Il est rare de trouver un article de synthèse sur l’agriculture québécoise moderne. C’est Marco Bélair-Cirino qui nous l’offre dans Le Devoir du 15 juin 2013 sous le titre : « Entrevue – souveraineté alimentaire : se donner les moyens de ses ambitions ».

Il a interrogé Jean Pronovost pour faire un bilan du secteur agricole québécois depuis le dépôt du rapport de la Commission sur l’avenir de l’agriculture et de l’agroalimentaire québécois en février 2008.

Bien sûr, il ne s’agit pas d’un bilan quantitatif avec des analyses chiffrées rigoureuses. Il s’agit plutôt d’un bilan qualitatif du système. Après tout, les chiffres ne sont-ils pas que les résultats d’un processus?

Dans cette entrevue, Jean Pronovost dénonce, tout d’abord, le manque de cohérence dans les décisions politiques. Le gouvernement Charest consulta beaucoup, sans vraiment tenir compte des études, et le gouvernement Marois décida d’agir, sans prendre le temps d’analyser. Jean Pronovost poursuit en mentionnant que la récente politique de souveraineté alimentaire est très intéressante et louable, mais trop imprécise sur les moyens à mettre en œuvre pour l’atteindre.

Il estime, ensuite, que le système étouffe par trop de rigidités. Le secteur agricole et agroalimentaire québécois n’a pas évolué depuis 2008, ni en pire, ni en mieux, mais il est trop soumis aux aléas de la conjoncture, ce qui peut représenter une bombe à retardement.

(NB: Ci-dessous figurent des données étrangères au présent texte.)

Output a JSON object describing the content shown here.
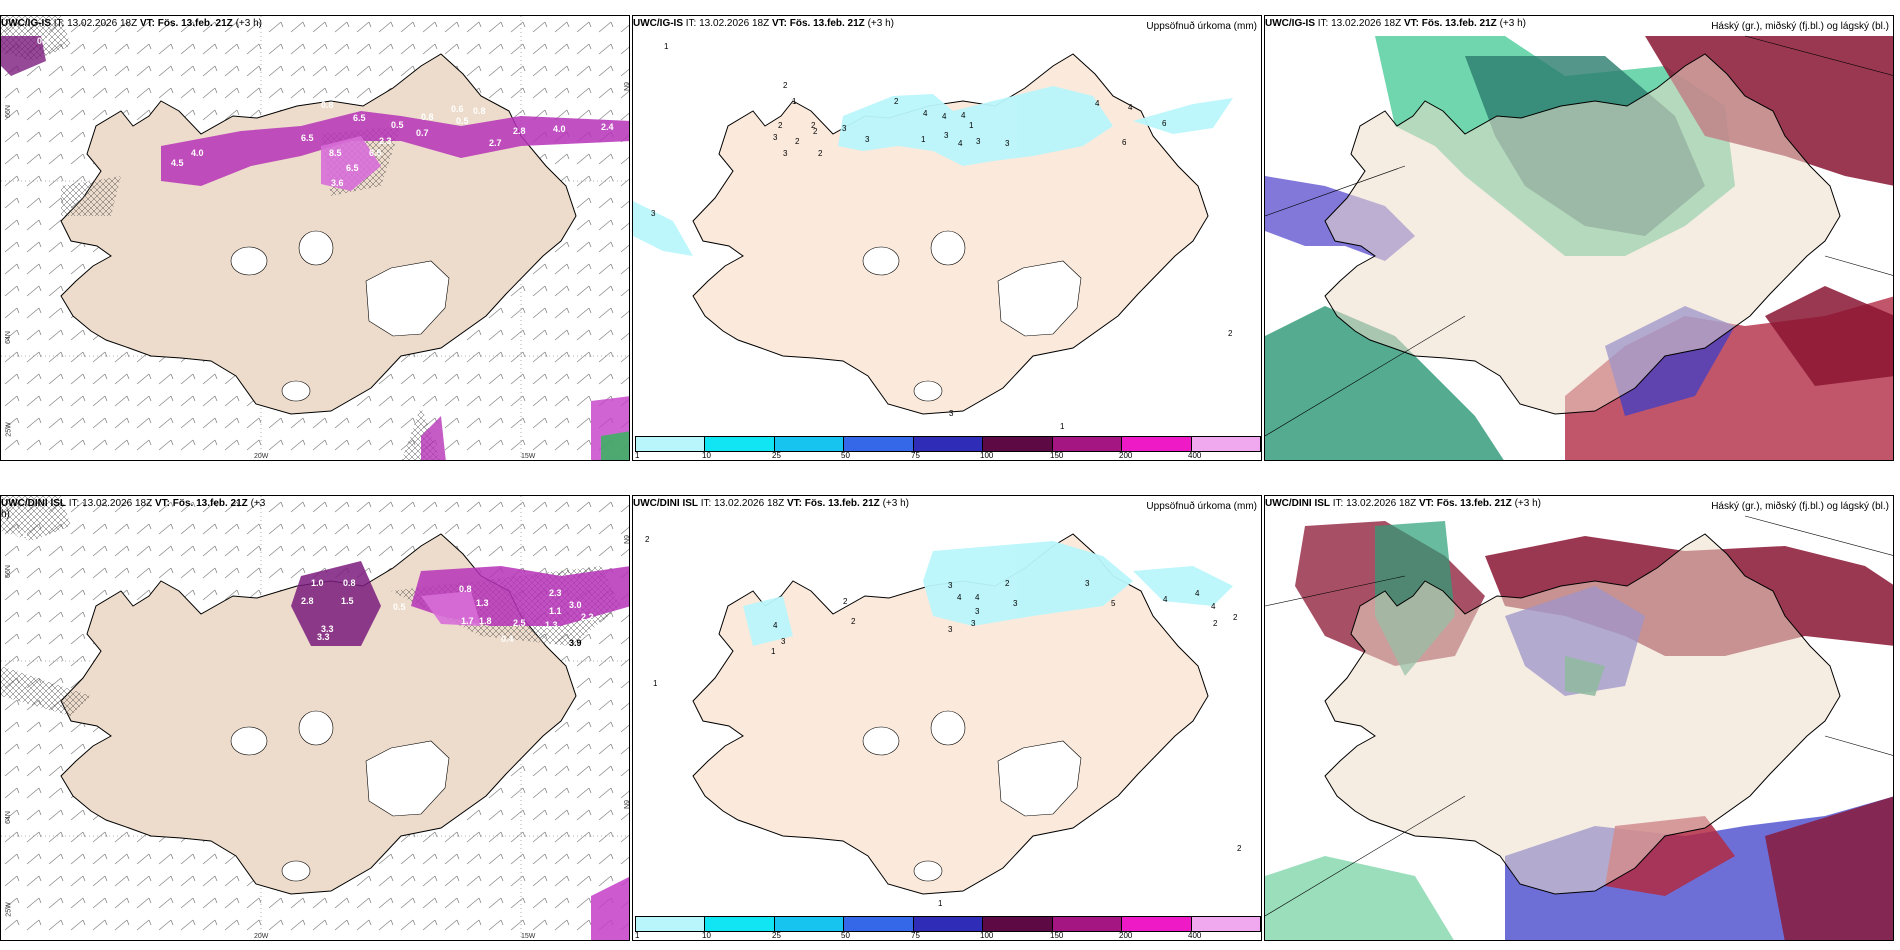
{
  "panels": {
    "tl": {
      "model": "UWC/IG-IS",
      "it": "IT: 13.02.2026 18Z",
      "vt_label": "VT:",
      "vt": "Fös. 13.feb. 21Z",
      "lead": "(+3 h)"
    },
    "tm": {
      "model": "UWC/IG-IS",
      "it": "IT: 13.02.2026 18Z",
      "vt_label": "VT:",
      "vt": "Fös. 13.feb. 21Z",
      "lead": "(+3 h)",
      "right_title": "Uppsöfnuð úrkoma (mm)"
    },
    "tr": {
      "model": "UWC/IG-IS",
      "it": "IT: 13.02.2026 18Z",
      "vt_label": "VT:",
      "vt": "Fös. 13.feb. 21Z",
      "lead": "(+3 h)",
      "right_title": "Háský (gr.), miðský (fj.bl.) og lágský (bl.)"
    },
    "bl": {
      "model": "UWC/DINI ISL",
      "it": "IT: 13.02.2026 18Z",
      "vt_label": "VT:",
      "vt": "Fös. 13.feb. 21Z",
      "lead": "(+3",
      "lead2": "h)"
    },
    "bm": {
      "model": "UWC/DINI ISL",
      "it": "IT: 13.02.2026 18Z",
      "vt_label": "VT:",
      "vt": "Fös. 13.feb. 21Z",
      "lead": "(+3 h)",
      "right_title": "Uppsöfnuð úrkoma (mm)"
    },
    "br": {
      "model": "UWC/DINI ISL",
      "it": "IT: 13.02.2026 18Z",
      "vt_label": "VT:",
      "vt": "Fös. 13.feb. 21Z",
      "lead": "(+3 h)",
      "right_title": "Háský (gr.), miðský (fj.bl.) og lágský (bl.)"
    }
  },
  "axis_labels": {
    "lon_20": "20W",
    "lon_15": "15W",
    "lat_66": "66N",
    "lat_64": "64N",
    "lon_25": "25W",
    "lon_6": "6N"
  },
  "legend": {
    "labels": [
      "1",
      "10",
      "25",
      "50",
      "75",
      "100",
      "150",
      "200",
      "400"
    ],
    "colors": [
      "#b9f6fb",
      "#11e4f2",
      "#17c3ef",
      "#3568e8",
      "#2f2cb8",
      "#5d0a44",
      "#a41682",
      "#ee1ac6",
      "#f0a9ee"
    ]
  },
  "precip_top": [
    "1",
    "2",
    "1",
    "2",
    "2",
    "2",
    "3",
    "3",
    "2",
    "2",
    "4",
    "3",
    "2",
    "1",
    "4",
    "3",
    "4",
    "1",
    "3",
    "4",
    "3",
    "4",
    "6",
    "4",
    "6",
    "3",
    "3",
    "2",
    "3",
    "1"
  ],
  "precip_bottom": [
    "2",
    "1",
    "2",
    "2",
    "4",
    "3",
    "1",
    "3",
    "4",
    "4",
    "3",
    "3",
    "3",
    "3",
    "2",
    "3",
    "5",
    "4",
    "4",
    "4",
    "2",
    "2",
    "2",
    "1"
  ],
  "wind_top_labels": [
    "0.4",
    "4.0",
    "2.4",
    "2.8",
    "2.7",
    "0.8",
    "0.6",
    "0.5",
    "0.8",
    "0.8",
    "8.5",
    "6.5",
    "3.6",
    "6.5",
    "0.7",
    "2.3",
    "0.5",
    "4.5",
    "4.0",
    "6.5",
    "6.5"
  ],
  "wind_bottom_labels": [
    "0.6",
    "1.0",
    "0.8",
    "3.3",
    "2.8",
    "0.8",
    "1.5",
    "0.5",
    "3.0",
    "1.7",
    "1.8",
    "2.5",
    "1.3",
    "0.4",
    "3.9",
    "3.3",
    "1.3",
    "2.2",
    "2.3",
    "1.1"
  ]
}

Quant au modèle agricole québécois traditionnel « une terre – une famille », il semble être un rêve difficile à atteindre (voir aussi un article paru dans Le Devoir du 15 juin 2013  « La fin de la ferme familiale? »). Jean Pronovost préfère parler d’une « agriculture plurielle » avec plusieurs modèles existants. Le modèle coopératif dans lequel « […] deux ou trois agriculteurs s’associent pour avoir une plus grosse ferme qu’ils opèrent en commun, chacun se spécialisant dans un des aspects de l’opération et de la gestion de la ferme ». Le modèle de niche avec des fermes de petites tailles qui sont très spécialisées, et finalement, le modèle industriel avec des fermes « […] hautement mécanisées qui produisent sur une base quasi industrielle des produits pour consommation de masse ».

Pour conclure, Jean Pronovost porte un regard sur les agriculteurs rencontrés lors de sa tournée de 2007 :

[..] des gens authentiques fiers de leur ruralité, de leur héritage, de la place qu’ils occupaient… […] En plus, il faut qu’ils soient vétérinaires, agronomes, bons mécaniciens. Ils sont d’une polyvalence! C’est une profession qui est très moderne. Elle est moderne dans ses techniques, mais pas assez dans ses structures.